One morning, during my extended summer stay in Sicily this year, I left Palazzo Notar Nicchi in Polizzi to cook Sicilian food for a few hours in one of Sicily’s most contemporary shared cultural spaces, Farm Cultural Park: a space of small white washed houses opening to seven courtyards in the village of Favara, not far from Agrigento.
Farm Cultural Park's Seven courtyards: Sette Cortili, is where people meet, trade, share ideas, create, listen, engage and discover. Courtyards in Sicilian towns and cities “Cortili” – so Arabic in their intimate blind alley layout - have traditionally been a meeting point for gossip and sharing: they are a legacy from Sicily's Arab interlude. Today, the revitalised use of these seven courtyards in Favara, echoes this traditional cultural habit with a vibrant modernity.

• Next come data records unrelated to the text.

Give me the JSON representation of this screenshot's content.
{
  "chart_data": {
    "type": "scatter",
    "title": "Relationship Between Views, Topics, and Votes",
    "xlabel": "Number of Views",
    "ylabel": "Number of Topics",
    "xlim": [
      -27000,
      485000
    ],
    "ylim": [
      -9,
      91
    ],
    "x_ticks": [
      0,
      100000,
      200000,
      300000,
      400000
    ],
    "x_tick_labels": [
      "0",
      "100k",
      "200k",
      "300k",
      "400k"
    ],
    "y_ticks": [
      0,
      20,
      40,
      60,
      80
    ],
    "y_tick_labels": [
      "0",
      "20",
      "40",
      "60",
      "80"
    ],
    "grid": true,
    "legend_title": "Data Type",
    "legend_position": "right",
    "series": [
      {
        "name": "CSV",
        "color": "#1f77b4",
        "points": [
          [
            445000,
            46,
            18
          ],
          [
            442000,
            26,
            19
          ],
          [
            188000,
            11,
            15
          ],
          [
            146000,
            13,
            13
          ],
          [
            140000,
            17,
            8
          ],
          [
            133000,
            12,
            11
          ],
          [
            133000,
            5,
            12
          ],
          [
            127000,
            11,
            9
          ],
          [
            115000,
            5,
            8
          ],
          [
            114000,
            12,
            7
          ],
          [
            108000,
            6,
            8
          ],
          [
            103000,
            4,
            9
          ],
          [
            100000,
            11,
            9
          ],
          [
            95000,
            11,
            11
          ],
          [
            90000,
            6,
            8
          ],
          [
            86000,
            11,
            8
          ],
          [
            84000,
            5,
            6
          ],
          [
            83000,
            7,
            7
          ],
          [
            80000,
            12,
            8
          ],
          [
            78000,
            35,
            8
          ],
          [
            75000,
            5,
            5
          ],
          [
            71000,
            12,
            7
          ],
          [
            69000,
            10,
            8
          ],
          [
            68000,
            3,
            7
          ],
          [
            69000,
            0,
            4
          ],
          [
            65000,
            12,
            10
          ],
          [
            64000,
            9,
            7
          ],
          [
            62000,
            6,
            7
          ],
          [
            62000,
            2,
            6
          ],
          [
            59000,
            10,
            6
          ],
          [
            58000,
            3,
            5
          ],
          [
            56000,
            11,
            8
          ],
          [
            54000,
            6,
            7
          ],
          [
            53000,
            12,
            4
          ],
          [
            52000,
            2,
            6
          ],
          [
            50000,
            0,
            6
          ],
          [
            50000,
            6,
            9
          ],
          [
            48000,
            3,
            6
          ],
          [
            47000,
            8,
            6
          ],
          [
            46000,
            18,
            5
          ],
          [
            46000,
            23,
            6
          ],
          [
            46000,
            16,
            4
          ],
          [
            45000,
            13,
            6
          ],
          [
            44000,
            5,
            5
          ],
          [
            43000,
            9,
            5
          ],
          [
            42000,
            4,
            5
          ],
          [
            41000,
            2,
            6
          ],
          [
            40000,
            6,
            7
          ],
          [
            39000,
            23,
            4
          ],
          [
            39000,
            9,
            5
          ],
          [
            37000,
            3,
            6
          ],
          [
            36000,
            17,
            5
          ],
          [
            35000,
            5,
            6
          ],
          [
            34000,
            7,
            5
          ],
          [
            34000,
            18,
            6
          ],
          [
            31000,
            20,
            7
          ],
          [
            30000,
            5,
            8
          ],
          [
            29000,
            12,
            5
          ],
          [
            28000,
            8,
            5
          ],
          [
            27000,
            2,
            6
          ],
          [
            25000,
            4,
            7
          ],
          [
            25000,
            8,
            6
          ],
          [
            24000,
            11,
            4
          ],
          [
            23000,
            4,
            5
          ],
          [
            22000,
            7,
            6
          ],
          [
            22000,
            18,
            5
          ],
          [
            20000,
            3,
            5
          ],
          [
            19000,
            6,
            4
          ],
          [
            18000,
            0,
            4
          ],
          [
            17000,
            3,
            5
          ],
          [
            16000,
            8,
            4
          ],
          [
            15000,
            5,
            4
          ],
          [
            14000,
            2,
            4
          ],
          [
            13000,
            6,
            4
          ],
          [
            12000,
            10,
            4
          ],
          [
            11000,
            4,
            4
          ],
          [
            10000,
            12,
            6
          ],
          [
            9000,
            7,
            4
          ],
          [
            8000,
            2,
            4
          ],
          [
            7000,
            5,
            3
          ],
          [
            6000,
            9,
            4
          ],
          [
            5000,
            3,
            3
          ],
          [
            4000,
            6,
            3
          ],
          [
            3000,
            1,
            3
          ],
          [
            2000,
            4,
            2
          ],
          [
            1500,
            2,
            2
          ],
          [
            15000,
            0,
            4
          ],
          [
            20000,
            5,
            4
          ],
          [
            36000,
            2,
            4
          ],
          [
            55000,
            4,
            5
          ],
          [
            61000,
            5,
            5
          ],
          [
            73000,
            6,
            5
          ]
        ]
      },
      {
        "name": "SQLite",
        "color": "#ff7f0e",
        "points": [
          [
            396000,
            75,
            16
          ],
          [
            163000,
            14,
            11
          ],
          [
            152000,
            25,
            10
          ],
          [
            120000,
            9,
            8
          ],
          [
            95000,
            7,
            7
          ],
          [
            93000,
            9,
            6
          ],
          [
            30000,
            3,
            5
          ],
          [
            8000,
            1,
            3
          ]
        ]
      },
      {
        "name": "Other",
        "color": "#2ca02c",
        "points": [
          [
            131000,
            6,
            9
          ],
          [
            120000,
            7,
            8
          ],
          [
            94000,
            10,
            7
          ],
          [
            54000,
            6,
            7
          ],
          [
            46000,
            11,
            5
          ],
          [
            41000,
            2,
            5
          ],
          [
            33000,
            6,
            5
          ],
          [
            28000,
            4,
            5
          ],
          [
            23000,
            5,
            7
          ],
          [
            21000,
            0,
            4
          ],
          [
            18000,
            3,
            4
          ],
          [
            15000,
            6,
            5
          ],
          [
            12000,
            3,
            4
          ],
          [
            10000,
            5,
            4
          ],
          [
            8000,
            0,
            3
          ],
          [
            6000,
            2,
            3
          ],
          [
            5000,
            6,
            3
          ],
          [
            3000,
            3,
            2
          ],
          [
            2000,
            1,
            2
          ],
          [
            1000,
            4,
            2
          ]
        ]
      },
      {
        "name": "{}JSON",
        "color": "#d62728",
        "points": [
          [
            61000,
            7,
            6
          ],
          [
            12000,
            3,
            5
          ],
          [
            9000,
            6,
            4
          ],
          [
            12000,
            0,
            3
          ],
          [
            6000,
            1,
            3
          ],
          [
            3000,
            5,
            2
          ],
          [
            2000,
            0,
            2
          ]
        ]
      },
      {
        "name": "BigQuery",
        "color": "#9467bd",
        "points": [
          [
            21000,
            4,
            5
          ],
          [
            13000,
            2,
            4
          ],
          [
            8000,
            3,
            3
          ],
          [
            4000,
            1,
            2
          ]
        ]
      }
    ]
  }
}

As I cooked that morning I learnt that this really is “a place that makes people happy”. The creation of the lovely Florinda Saieva, a lawyer and her culturally spirited notary husband Andrea Bartoli it is all about supporting the rebirth of their beloved town; a place for people to come together, to share and to leave a little inspired.
And it was the Sicilian word “Nzemmula”, written on a glazed panel over the small house where I cooked that morning that my curiosity was really stirred. I asked the meaning of this exotic word and found that “Nzemmula” means “together” in Sicilian. I like the word “Nzemmula”; to me it expresses the soul of Farm Cultural Park.